As a child, I asked him a million questions, many of which were completely unanswerable. I found it frustrating when, for example, he refused even to offer an educated guess as to how many marbles would fit in the Atlantic Ocean. Sometimes I thought he was just being humble. Other times, I wondered whether he might be selfishly reserving his wisdom for his own use, as if it were a finite commodity. Eventually, I realized that he was just teaching me not to shy away from what he considered one of the most noble (but unappreciated) sentences in the English language: “I don’t know.” I’m grateful for that and every other lesson I learned from my dad.
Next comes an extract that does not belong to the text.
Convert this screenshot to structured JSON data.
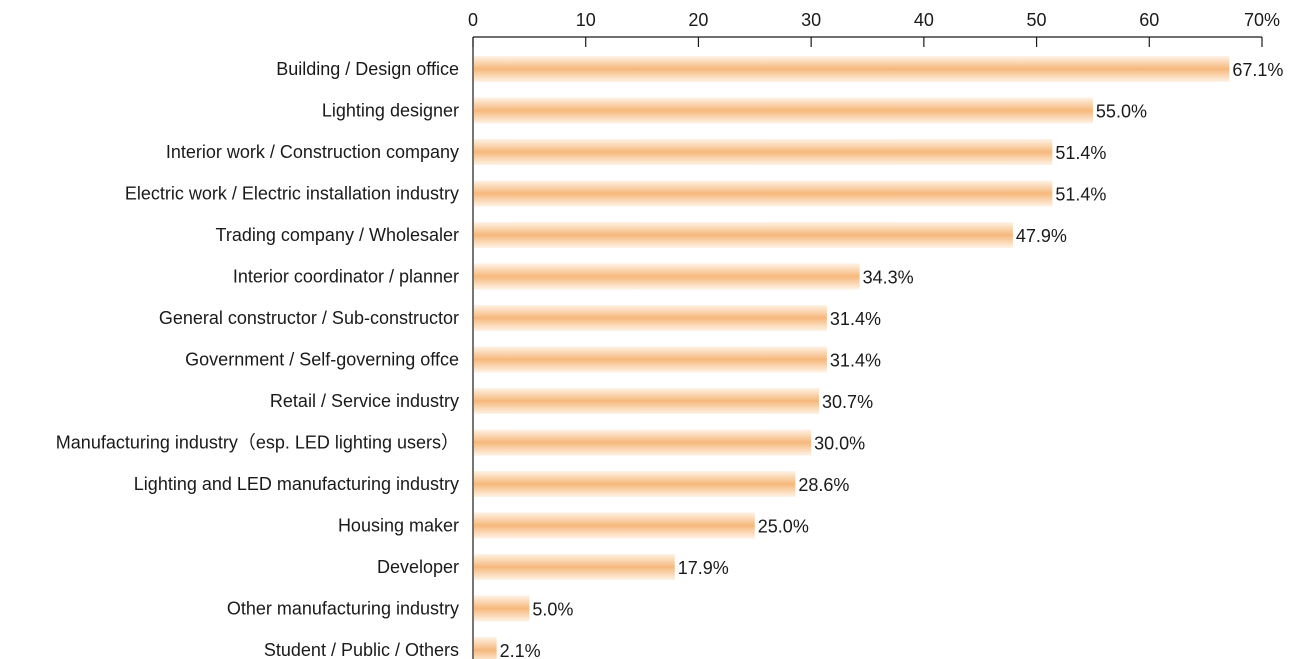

Kneeling during our national anthem seems like even more of an affront when it happens overseas. Sure, athletes who do this have the right speak their minds, but it’s really offensive—especially when they’re on a team that, by its own title, purports to represent the United States.
Perhaps no one ever told them that neither Lincoln nor Washington can be blamed for colonialism.
'Decolonization' activists vandalize monuments in 4 states over Thanksgiving - TheBlaze
I’m grateful for those who pledged their lives, fortunes, and sacred honor to make this a land of liberty.
I’m grateful to live in a country that, despite its problems, aspires to treat everyone fairly and equally under a just system of laws.
Do you remember when all Democrats universally condemned Hillary Clinton’s advice that Joe Biden should never, ever concede—even if it appeared Trump had won the election? Oh wait . . . such condemnation never materialized. So why is Trump universally condemned by all Democrats for exhausting all legal remedies following the same election? That doesn’t seem like a fair standard.